Certain highlights from the previews helped dispel earlier criticisms about the museum’s purchases. One that had been particularly panned was the Kiyotomo sushi bar, designed by the late Japanese designer Kuramata Shiro, acquired for a reported HK$15 million ($1.9 million), an amount that M+ never confirmed nor denied. The piece turned out to be a popular spot for photographs, with a long queue waiting to get in to the set, preview-goers told Artnet News.

Another controversial pick was the 2018 acquisition of the complete archive and the rights to future work by the digital art duo Young-Hae Chang Heavy Industries. One of the internet trailblazers’ titles commissioned by M+, Crucified TVs – Not a Prayer in Heaven (2021), is given a special treatment. Screens of the five-channel video work flashing texts in English, Cantonese, and Mandarin Chinese form a gigantic crucifix hung from a high ceiling. The strobing images, accompanied by a soundtrack chanting “Oh yeah,” transforms the concrete gallery into an ethereal, quasi-religious space.

“This is the most impressive work,” curator and artist Wong said of the piece. “The way it is displayed responds to why the museum has to collect this. At the beginning, the purchase deal felt so vague, but now I think it is a bargain, because the collection keeps growing.”

“I can see where the money goes now, finally, after all these years. We have never had this kind of experience in Hong Kong,” said one of the preview attendees, a 30-something office worker who asked not to be named. “As an ordinary citizen, I enjoyed it very much. There’s a feeling of nostalgia from the Hong Kong show. Regardless of one’s background, one can definitely find something to resonate with. It is exciting and very special, exactly what we need in Hong Kong right now.”

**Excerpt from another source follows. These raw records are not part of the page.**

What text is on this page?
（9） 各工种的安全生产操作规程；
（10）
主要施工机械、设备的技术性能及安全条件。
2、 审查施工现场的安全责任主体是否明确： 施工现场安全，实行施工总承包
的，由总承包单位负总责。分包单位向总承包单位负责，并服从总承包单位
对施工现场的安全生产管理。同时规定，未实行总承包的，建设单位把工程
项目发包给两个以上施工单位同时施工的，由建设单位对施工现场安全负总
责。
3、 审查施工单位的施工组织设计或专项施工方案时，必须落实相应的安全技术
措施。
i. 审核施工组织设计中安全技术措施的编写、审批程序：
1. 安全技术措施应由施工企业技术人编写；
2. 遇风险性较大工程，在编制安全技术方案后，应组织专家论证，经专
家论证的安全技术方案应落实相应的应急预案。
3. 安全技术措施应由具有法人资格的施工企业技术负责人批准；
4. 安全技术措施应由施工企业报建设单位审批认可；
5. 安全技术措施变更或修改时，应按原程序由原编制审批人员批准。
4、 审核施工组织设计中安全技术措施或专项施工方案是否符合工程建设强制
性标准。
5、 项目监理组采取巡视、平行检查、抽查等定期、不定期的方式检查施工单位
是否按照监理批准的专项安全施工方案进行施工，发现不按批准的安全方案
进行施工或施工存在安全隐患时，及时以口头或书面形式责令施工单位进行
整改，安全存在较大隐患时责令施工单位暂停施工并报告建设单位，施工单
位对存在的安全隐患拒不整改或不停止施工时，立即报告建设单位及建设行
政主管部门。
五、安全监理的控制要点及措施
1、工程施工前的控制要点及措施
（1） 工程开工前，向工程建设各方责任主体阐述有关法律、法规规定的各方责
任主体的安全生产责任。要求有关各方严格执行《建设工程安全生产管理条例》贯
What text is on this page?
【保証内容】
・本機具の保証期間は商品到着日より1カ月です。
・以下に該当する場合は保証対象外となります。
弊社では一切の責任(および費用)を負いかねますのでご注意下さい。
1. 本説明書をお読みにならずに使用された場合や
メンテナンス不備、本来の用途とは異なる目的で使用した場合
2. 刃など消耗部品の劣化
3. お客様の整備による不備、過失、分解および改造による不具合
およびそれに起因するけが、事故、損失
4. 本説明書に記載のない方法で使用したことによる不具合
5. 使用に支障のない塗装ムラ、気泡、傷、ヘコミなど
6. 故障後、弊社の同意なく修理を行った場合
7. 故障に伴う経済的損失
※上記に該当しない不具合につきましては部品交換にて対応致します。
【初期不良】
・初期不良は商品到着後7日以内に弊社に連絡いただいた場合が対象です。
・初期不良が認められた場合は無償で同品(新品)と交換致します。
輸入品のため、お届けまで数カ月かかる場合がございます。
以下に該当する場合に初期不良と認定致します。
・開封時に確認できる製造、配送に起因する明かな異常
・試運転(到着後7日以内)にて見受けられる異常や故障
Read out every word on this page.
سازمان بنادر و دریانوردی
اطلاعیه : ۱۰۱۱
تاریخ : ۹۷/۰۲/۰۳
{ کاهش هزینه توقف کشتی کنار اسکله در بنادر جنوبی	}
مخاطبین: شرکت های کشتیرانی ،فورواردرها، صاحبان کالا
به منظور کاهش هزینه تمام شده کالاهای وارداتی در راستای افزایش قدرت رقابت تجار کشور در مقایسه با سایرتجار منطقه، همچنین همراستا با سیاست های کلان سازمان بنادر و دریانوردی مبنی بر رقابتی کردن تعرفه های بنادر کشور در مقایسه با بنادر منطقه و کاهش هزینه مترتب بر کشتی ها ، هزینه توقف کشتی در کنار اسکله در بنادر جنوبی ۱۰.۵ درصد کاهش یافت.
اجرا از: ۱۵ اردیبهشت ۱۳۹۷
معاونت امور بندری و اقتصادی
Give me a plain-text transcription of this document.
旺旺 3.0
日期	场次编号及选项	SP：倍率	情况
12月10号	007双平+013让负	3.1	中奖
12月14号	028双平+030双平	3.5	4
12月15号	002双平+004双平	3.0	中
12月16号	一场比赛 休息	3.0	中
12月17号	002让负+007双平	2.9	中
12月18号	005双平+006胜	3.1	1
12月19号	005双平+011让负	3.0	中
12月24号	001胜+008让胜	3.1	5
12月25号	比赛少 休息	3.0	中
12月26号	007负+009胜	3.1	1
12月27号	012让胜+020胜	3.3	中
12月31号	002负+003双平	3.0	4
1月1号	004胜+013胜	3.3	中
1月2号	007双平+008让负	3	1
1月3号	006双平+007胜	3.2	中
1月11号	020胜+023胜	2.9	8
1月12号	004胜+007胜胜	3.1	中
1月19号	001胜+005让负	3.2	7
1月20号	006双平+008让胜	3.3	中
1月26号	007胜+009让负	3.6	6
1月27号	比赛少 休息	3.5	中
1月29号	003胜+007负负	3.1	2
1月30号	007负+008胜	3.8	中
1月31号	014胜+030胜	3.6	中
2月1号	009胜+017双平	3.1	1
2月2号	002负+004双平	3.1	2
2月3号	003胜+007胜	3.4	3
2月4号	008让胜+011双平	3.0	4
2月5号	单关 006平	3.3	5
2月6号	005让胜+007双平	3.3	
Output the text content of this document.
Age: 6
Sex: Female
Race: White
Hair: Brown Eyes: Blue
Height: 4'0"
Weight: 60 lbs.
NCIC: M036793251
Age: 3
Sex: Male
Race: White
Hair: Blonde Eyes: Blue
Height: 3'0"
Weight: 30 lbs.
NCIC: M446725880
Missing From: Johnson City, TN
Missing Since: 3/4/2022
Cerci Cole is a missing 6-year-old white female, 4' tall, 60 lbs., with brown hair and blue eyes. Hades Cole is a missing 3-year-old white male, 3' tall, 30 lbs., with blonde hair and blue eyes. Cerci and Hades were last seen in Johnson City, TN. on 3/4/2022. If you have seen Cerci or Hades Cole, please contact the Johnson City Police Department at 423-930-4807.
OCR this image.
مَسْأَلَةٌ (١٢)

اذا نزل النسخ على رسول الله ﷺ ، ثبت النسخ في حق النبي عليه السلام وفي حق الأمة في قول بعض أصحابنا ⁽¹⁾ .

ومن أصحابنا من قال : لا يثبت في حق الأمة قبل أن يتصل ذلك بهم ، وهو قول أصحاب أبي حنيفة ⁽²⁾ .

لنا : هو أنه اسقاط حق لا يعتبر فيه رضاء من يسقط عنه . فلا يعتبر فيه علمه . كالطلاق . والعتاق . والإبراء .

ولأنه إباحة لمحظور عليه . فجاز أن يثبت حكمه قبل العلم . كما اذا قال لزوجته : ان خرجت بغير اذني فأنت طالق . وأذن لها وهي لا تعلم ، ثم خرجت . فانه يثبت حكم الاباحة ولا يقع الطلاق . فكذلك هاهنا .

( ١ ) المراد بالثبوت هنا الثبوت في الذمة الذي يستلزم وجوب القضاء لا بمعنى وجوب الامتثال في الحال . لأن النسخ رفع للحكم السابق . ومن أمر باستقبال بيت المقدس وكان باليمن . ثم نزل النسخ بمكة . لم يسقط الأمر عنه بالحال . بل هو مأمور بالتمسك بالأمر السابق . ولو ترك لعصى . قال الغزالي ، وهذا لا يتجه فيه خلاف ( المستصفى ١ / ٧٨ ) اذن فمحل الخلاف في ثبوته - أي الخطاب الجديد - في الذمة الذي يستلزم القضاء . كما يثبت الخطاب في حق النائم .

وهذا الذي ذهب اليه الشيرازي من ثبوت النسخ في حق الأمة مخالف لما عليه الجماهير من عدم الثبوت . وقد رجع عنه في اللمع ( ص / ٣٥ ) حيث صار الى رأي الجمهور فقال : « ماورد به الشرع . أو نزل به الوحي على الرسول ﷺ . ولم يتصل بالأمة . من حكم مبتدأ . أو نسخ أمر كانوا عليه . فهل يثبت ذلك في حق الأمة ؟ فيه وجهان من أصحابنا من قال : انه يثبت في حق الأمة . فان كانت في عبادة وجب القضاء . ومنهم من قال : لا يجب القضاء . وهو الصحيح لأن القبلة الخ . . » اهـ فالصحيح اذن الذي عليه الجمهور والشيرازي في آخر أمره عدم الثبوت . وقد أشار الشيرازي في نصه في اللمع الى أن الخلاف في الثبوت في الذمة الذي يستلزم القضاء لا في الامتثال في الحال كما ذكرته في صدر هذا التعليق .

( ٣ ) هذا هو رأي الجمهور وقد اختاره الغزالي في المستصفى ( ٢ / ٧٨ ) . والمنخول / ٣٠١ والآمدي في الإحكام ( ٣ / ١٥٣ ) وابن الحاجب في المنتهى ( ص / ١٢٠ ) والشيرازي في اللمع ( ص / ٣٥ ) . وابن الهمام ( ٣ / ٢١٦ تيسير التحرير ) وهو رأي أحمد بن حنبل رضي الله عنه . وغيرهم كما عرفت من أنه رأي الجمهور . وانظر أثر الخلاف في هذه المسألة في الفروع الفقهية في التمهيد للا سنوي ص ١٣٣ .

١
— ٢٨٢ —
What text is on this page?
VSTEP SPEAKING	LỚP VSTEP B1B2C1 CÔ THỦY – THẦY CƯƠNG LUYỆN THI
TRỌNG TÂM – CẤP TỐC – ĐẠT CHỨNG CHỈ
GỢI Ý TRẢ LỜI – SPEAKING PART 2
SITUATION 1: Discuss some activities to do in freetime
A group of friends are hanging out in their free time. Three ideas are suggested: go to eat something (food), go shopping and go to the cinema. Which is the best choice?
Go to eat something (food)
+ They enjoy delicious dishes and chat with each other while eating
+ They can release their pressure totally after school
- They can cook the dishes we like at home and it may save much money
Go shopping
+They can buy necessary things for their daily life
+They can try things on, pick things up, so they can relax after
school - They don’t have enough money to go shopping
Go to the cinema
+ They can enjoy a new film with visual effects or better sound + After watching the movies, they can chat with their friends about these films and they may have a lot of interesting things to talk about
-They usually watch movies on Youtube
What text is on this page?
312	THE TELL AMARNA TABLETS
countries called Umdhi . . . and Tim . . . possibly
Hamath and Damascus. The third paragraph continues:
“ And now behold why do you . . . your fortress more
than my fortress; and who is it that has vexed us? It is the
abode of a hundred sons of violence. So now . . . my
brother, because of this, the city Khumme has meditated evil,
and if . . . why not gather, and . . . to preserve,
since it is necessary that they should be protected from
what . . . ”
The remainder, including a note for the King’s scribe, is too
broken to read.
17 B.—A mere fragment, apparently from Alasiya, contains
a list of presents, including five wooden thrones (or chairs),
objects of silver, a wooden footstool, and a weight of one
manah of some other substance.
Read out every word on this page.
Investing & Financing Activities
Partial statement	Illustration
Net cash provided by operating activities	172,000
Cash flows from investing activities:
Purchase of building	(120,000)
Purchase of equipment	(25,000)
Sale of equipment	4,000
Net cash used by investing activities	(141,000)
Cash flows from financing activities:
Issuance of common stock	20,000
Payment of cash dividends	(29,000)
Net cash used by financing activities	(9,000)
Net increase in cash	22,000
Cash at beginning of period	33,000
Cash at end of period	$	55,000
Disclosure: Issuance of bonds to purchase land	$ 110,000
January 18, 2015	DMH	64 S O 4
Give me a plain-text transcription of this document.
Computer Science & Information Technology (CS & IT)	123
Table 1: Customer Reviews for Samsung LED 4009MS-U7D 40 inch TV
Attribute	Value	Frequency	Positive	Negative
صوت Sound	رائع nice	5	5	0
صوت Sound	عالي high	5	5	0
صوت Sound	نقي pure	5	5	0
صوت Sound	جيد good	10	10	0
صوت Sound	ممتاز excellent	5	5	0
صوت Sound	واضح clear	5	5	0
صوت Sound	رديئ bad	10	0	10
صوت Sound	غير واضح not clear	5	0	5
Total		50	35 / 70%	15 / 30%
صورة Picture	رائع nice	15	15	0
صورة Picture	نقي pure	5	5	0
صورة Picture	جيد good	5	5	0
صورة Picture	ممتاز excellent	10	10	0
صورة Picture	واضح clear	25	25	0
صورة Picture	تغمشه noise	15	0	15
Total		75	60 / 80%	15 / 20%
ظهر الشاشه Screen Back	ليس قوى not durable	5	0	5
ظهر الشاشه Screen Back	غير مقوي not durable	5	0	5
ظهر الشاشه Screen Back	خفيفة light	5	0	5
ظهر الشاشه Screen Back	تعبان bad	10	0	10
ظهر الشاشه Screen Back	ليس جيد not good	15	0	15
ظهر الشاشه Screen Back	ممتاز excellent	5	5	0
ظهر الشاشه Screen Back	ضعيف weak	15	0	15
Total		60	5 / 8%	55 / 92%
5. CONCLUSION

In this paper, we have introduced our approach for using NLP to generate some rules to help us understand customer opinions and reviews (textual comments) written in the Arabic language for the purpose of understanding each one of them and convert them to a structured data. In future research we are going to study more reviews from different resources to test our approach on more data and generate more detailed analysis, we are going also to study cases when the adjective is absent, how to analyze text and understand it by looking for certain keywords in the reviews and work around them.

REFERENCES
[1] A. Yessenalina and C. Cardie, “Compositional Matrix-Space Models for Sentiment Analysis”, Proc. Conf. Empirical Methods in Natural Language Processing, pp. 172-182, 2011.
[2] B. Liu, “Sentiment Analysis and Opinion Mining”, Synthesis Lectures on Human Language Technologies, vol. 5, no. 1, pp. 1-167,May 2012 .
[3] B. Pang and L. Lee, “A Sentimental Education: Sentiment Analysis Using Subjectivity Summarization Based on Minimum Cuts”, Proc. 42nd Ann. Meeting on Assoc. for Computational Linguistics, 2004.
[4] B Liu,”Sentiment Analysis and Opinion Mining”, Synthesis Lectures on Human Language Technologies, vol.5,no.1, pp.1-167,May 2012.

<i>1995.2</i> (1995) by Fang Lijun, M+ Sigg Collection. Courtesy of M+.

Fang Lijun, 1995.2 (1995), from the M+ Sigg Collection. Courtesy of M+.

Sizing Up the M+ Sigg Collection

All eyes will be on the exhibition of the Swiss collector Uli Sigg’s collection, which he famously donated to the museum in 2012. The 1,510-object collection is widely recognized as the world’s most comprehensive assembly of Chinese contemporary art.

Earlier this year, however, attacks on the collection’s content—in particular a photographic work by artist-activist Ai Weiwei—from the city’s pro-Beijing politicians shocked the art world locally and abroad. Allegations that certain works may violate the national security law have set off alarms over censorship while uniting the local art community to defend the institution’s remaining artistic freedoms.

Sigg was in Hong Kong for the opening of the museum and its exhibition “M+ Sigg Collection: From Revolution to Globalisation,” which surveys the development of Chinese contemporary art from the 1970s to the 2000s. Speaking on stage at an Asia Society Hong Kong Center event on November 4, the Swiss mega-collector hinted at his uncertainty about the future of the art scene in Hong Kong.

“The legal framework has changed, and that remains to be seen what that means exactly for contemporary art,” said Sigg, who was interviewed by Ronnie Chan, a property tycoon and chair of the board of trustees of Asia Society Hong Kong. Chan, known for his pro-Beijing stance, quickly followed up with an anecdote about past exhibitions of Ai’s work at Asia Society Hong Kong Center.

Concerns aside, Sigg praised the development of M+ despite the long wait: “It’s really up to the latest technology and knowledge in how to present art—particularly contemporary art, with all its facets, materials and dimensions. It’s a fantastic museum.”